Georgian Lincolnshire

Langton by Partney

Baumber

 

Well

Saxby St Helen

 

Gautby

Eighteenth century Lincolnshire was faced with arrears of church maintenance, and rebuilt around sixty churches. For some, like Saxby St Helen (c.1775), the façade with its Tuscan columns recalls a pagan temple. A bell turret sits above the portico. Well (1733) is another of that ilk, sitting in the grounds of the Hall, as a landscape feature.

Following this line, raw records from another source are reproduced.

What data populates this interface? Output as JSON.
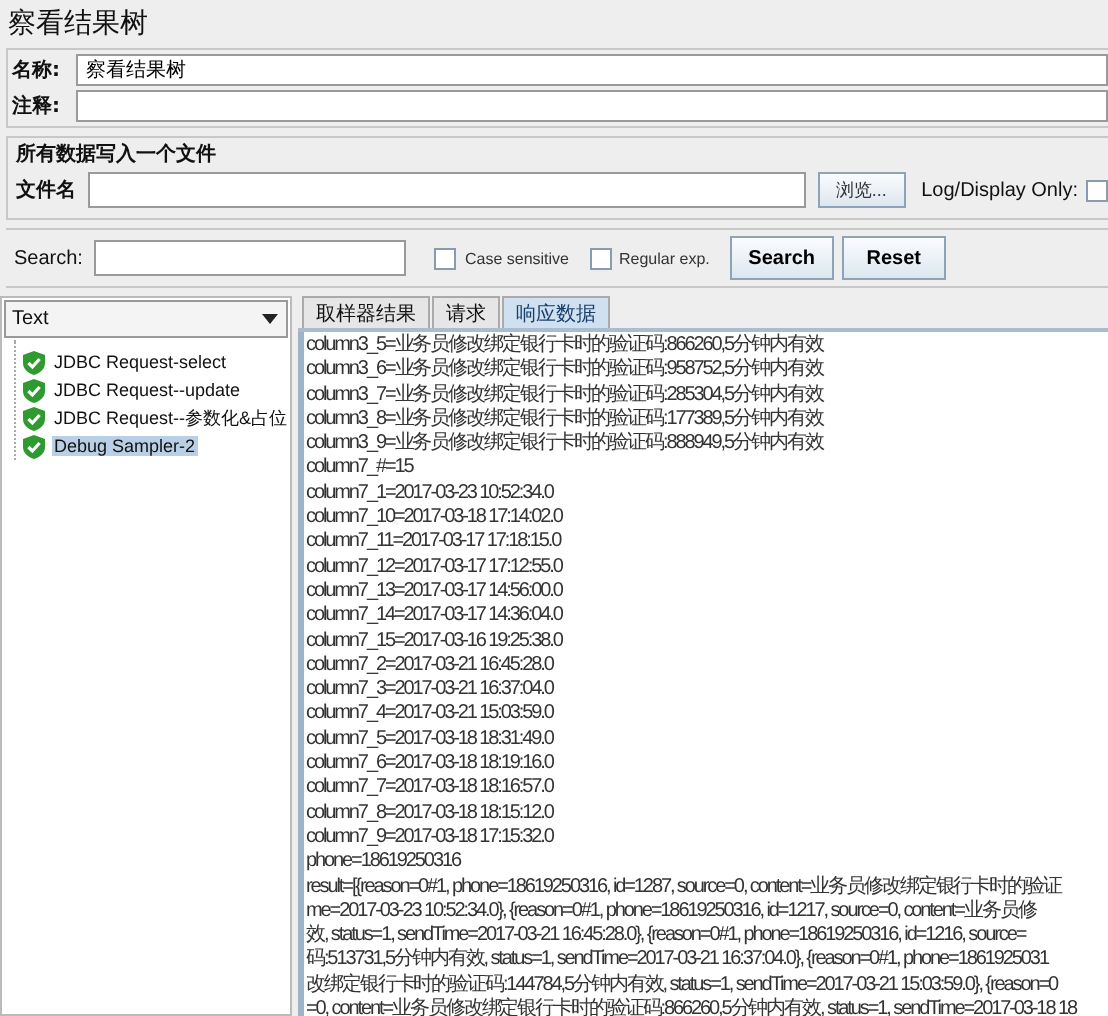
{
  "title": "察看结果树",
  "name_field": {
    "label": "名称:",
    "value": "察看结果树"
  },
  "comment_field": {
    "label": "注释:"
  },
  "file_group": {
    "title": "所有数据写入一个文件",
    "label": "文件名",
    "browse_button": "浏览...",
    "log_display_label": "Log/Display Only:",
    "log_display_checked": false
  },
  "search": {
    "label": "Search:",
    "options": [
      {
        "label": "Case sensitive",
        "checked": false
      },
      {
        "label": "Regular exp.",
        "checked": false
      }
    ],
    "buttons": [
      "Search",
      "Reset"
    ]
  },
  "renderer": {
    "value": "Text"
  },
  "tree": [
    {
      "label": "JDBC Request-select",
      "selected": false
    },
    {
      "label": "JDBC Request--update",
      "selected": false
    },
    {
      "label": "JDBC Request--参数化&占位",
      "selected": false
    },
    {
      "label": "Debug Sampler-2",
      "selected": true
    }
  ],
  "tabs": [
    {
      "label": "取样器结果",
      "selected": false
    },
    {
      "label": "请求",
      "selected": false
    },
    {
      "label": "响应数据",
      "selected": true
    }
  ],
  "response_lines": [
    "column3_5=业务员修改绑定银行卡时的验证码:866260,5分钟内有效",
    "column3_6=业务员修改绑定银行卡时的验证码:958752,5分钟内有效",
    "column3_7=业务员修改绑定银行卡时的验证码:285304,5分钟内有效",
    "column3_8=业务员修改绑定银行卡时的验证码:177389,5分钟内有效",
    "column3_9=业务员修改绑定银行卡时的验证码:888949,5分钟内有效",
    "column7_#=15",
    "column7_1=2017-03-23 10:52:34.0",
    "column7_10=2017-03-18 17:14:02.0",
    "column7_11=2017-03-17 17:18:15.0",
    "column7_12=2017-03-17 17:12:55.0",
    "column7_13=2017-03-17 14:56:00.0",
    "column7_14=2017-03-17 14:36:04.0",
    "column7_15=2017-03-16 19:25:38.0",
    "column7_2=2017-03-21 16:45:28.0",
    "column7_3=2017-03-21 16:37:04.0",
    "column7_4=2017-03-21 15:03:59.0",
    "column7_5=2017-03-18 18:31:49.0",
    "column7_6=2017-03-18 18:19:16.0",
    "column7_7=2017-03-18 18:16:57.0",
    "column7_8=2017-03-18 18:15:12.0",
    "column7_9=2017-03-18 17:15:32.0",
    "phone=18619250316",
    "result=[{reason=0#1, phone=18619250316, id=1287, source=0, content=业务员修改绑定银行卡时的验证",
    "me=2017-03-23 10:52:34.0}, {reason=0#1, phone=18619250316, id=1217, source=0, content=业务员修",
    "效, status=1, sendTime=2017-03-21 16:45:28.0}, {reason=0#1, phone=18619250316, id=1216, source=",
    "码:513731,5分钟内有效, status=1, sendTime=2017-03-21 16:37:04.0}, {reason=0#1, phone=1861925031",
    "改绑定银行卡时的验证码:144784,5分钟内有效, status=1, sendTime=2017-03-21 15:03:59.0}, {reason=0",
    "=0, content=业务员修改绑定银行卡时的验证码:866260,5分钟内有效, status=1, sendTime=2017-03-18 18"
  ]
}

Push open the door of one of these ‘brick boxes’ though, and you never know what surprises await. Langton-by-Partney (c.1725) has a splendid three-decker frowning over an assembly of box-pews arranged facing each other, college-chapel style. At Baumber, the faculty ‘to make new works and alterations’ was an early Christmas present to the Earl of Lincoln on 24 December 1760. You enter through an unsuspected Saxon west tower (encased in brick like all the rest) to be faced with an amazing Gothick screen, the nearest thing to Shobdon this side of Herefordshire. And there’s sweet little Gautby (1756), with a splendid Ionic pilastered chancel arch, its two 17th c. Vyner monuments brought from St Mary Woolnoth in the City of London, and its overtones of early 20th c. Anglo-Catholicism.

The Victorians and their successors looked critically upon these buildings which did not meet their gothic ideals; we, in our turn, can be more sympathetic.